Permenas Dama, pria yang sebelumnya mengaku sebagai paman Remon Mosez, Kepala Desa Bere-Bere Kecil (BBK), Kecamatan Morotai Jaya, Pulau Morotai, Maluku Utara akhirnya menyampaikan permintaan maaf terkait pernyataannya soal dugaan penjualan mobil dinas yang sempat viral di media sosial.
Permintaan maaf tersebut disampaikan usai polemik video pengakuannya memicu perhatian publik dan berujung laporan di Polsek Morotai Jaya.
Dalam klarifikasinya, Permenas mengakui bahwa pernyataannya yang menyebut Kepala Desa Bere-Bere Kecil terlibat dalam penjualan mobil dinas tidak benar.
“Dengan adanya persoalan video yang saya buat sehingga beredar luas di media sosial terkait penjualan mobil dinas yang melibatkan nama seorang kepala desa BBK itu tidak benar, dan saya akui hilaf dan salah,” kata Permenas Dama, Kamis, 7 Mei 2026.
Ia juga meminta maaf kepada Remon Mozes dan keluarganya atas dampak yang ditimbulkan dari pernyataan tersebut.
“Saya atas nama Permenas Dama meminta maaf atas perbuatan saya yang mana sangat merugikan keluarga korban,” ujarnya.
Selain itu, Permenas berharap agar persoalan tersebut dapat diselesaikan secara baik-baik.
“Maka dari itu saya mengharapkan saudara Remon Mozes dapat memaafkan saya,” tambahnya.
Remon Mozes, Kepala Desa BBK juga mengaku merasa dirugikan atas pernyataan yang beredar dan berdampak terhadap nama baik dirinya serta keluarga.
“Saya harap ke depan jangan diulangi lagi perbuatan seperti itu baik kepada saya selaku kepala desa maupun kepada orang lain.
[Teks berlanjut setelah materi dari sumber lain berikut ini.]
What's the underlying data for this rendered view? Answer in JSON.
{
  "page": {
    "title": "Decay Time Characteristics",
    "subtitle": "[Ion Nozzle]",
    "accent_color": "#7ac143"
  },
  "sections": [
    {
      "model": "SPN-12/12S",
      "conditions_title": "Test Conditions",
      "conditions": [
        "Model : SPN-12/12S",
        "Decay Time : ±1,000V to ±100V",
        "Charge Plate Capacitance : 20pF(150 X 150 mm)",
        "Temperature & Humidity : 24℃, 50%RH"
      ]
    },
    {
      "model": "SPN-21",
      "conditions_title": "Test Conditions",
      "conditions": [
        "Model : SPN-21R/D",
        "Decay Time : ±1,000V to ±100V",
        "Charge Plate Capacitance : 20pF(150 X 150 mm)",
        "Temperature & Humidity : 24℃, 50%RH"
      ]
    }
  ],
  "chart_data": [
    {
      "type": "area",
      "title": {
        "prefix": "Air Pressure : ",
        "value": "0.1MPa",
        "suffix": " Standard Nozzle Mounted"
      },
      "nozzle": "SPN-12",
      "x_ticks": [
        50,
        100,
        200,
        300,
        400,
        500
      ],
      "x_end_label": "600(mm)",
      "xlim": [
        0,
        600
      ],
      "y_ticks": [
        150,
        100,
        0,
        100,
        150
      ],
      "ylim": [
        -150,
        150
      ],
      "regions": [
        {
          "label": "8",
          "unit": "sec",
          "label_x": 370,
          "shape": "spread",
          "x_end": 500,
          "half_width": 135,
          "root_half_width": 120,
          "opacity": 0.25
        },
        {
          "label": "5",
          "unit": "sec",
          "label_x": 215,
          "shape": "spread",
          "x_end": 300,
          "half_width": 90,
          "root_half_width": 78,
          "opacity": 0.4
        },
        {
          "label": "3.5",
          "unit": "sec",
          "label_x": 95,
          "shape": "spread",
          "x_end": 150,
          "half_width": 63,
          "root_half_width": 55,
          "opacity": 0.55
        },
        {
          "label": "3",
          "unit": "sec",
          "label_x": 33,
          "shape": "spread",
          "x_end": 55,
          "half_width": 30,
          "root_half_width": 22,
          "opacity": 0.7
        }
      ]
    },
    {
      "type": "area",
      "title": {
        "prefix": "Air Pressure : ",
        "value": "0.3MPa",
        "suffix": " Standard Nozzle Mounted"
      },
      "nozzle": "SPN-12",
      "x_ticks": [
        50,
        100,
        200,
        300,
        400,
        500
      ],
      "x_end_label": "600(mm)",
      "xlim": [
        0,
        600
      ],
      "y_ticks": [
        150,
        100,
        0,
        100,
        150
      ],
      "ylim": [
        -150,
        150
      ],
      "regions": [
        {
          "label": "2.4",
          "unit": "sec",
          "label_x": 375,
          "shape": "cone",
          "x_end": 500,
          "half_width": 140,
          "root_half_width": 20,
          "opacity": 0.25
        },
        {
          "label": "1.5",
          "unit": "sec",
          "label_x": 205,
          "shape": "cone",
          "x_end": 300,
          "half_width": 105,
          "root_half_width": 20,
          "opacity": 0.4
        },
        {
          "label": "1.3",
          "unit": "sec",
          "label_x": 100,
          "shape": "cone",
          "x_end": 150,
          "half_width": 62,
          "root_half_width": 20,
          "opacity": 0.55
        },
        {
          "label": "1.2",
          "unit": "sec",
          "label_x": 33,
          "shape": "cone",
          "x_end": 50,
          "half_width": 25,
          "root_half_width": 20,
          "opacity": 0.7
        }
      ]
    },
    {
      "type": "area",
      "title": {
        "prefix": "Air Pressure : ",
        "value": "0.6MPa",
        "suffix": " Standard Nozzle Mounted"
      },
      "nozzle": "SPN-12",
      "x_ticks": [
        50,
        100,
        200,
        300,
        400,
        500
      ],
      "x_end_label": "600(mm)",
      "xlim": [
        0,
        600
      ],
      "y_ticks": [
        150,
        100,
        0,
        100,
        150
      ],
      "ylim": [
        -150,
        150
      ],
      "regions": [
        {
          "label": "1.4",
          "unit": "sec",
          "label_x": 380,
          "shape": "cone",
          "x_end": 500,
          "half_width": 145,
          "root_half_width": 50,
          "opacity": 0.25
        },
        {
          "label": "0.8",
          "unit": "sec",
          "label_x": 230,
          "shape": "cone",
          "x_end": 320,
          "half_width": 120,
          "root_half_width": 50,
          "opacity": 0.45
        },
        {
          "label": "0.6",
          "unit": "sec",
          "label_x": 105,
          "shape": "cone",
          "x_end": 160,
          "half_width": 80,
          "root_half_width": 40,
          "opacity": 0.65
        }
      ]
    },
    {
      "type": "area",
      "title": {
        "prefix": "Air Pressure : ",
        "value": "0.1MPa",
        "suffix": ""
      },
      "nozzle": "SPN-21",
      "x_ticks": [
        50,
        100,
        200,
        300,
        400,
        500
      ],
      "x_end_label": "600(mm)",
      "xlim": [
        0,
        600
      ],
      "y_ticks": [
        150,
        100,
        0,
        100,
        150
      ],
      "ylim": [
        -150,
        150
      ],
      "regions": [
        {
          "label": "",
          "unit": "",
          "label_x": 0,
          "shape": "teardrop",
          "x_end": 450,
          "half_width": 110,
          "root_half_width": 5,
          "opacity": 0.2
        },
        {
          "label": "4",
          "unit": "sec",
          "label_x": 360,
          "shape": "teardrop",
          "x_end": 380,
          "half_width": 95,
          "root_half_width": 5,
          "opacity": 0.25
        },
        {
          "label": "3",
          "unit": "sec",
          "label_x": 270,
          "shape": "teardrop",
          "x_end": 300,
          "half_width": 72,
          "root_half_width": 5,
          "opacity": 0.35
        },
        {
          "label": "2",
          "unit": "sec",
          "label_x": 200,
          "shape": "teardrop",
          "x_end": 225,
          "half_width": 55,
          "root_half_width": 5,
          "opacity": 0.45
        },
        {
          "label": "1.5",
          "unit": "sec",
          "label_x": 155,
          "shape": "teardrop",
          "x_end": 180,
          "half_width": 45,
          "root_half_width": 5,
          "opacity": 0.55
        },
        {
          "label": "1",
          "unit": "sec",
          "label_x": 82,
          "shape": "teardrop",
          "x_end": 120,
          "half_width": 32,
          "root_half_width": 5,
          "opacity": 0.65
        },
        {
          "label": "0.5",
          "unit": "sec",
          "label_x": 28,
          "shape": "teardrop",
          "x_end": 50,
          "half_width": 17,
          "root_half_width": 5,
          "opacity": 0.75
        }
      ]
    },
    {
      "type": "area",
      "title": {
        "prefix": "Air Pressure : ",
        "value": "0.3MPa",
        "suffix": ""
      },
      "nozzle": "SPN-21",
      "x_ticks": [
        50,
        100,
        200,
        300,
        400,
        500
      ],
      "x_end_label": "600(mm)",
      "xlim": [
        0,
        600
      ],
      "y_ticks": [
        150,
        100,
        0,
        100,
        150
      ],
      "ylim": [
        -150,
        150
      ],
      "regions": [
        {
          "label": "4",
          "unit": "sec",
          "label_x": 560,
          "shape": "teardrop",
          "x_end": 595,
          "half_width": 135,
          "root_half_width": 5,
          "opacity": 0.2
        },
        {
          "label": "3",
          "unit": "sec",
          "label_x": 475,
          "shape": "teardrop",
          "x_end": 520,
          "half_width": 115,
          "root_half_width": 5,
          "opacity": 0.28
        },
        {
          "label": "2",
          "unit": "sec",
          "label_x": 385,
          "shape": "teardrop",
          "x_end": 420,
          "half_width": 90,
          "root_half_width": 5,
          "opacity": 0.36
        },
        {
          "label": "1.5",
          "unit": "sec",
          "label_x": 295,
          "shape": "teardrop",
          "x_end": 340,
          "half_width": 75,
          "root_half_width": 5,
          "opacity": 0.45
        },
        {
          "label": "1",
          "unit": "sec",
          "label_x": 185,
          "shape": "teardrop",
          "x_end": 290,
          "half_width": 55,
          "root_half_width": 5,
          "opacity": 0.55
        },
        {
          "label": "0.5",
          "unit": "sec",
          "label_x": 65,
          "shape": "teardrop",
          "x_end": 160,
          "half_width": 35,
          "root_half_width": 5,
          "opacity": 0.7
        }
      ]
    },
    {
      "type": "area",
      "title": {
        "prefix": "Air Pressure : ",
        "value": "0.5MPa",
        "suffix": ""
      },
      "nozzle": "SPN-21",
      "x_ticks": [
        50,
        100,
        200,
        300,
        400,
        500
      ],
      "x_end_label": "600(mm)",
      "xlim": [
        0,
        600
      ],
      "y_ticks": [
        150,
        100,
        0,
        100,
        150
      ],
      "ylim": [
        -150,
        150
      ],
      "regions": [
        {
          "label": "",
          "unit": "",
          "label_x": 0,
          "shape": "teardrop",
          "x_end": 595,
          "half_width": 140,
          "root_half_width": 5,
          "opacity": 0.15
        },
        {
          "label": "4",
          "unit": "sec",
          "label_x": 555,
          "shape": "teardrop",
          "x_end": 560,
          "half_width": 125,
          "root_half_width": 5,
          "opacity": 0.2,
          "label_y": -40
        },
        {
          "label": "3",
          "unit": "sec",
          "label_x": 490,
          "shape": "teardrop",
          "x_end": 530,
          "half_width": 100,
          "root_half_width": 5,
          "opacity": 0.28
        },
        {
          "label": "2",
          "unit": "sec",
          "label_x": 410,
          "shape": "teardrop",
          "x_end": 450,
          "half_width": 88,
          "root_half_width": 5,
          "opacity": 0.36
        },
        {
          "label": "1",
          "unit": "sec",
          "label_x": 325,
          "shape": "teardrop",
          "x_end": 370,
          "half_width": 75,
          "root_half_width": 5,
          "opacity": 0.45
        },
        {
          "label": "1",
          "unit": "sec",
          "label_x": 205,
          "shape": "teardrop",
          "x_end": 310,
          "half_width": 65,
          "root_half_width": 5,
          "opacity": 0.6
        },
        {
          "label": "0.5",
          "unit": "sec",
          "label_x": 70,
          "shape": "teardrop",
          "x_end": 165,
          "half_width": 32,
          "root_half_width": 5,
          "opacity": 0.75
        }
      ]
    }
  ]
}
Karena dampaknya sangat buruk terhadap saya dan keluarga,” ujarRemon.
Sementara itu, Kapolsek Morotai Jaya, Aiptu Andi Rizki, membenarkan bahwa pihaknya telah memediasi kedua belah pihak setelah adanya laporan terkait pencatutan nama kepala desa di media sosial.
“Terlapor kami panggil untuk dilakukan klarifikasi. Setelah dimediasi, kedua belah pihak sepakat berdamai dan terlapor meminta maaf atas perbuatannya,” jelas Kapolsek.
Pihak kepolisian juga meminta agar dibuat video klarifikasi dan surat pernyataan sebagai bagian dari penyelesaian persoalan tersebut.
Kapolsek turut mengimbau masyarakat agar lebih berhati-hati dalam menyampaikan informasi di media sosial.
“Jangan langsung menyampaikan sesuatu tanpa pembuktian yang jelas, karena ada konsekuensi hukum baik dalam KUHP maupun Undang-Undang ITE,” tegasnya.
Sebelumnya, pernyataan Permenas menjadi sorotan setelah dirinya muncul dalam pemberitaan dan mengaku diperintahkan oleh kepala desa untuk menjual mobil dinas desa yang disebut telah lama rusak. Bahkan, saat itu ia mengklaim kendaraan tersebut dijual kepada tukang besi tua seharga Rp500 ribu.
Namun belakangan, pernyataan tersebut dibantah langsung oleh Kepala Desa Bere-Bere Kecil, Remon Mozes. Ia menegaskan tidak pernah memerintahkan penjualan mobil dinas sebagaimana yang disampaikan Permenas.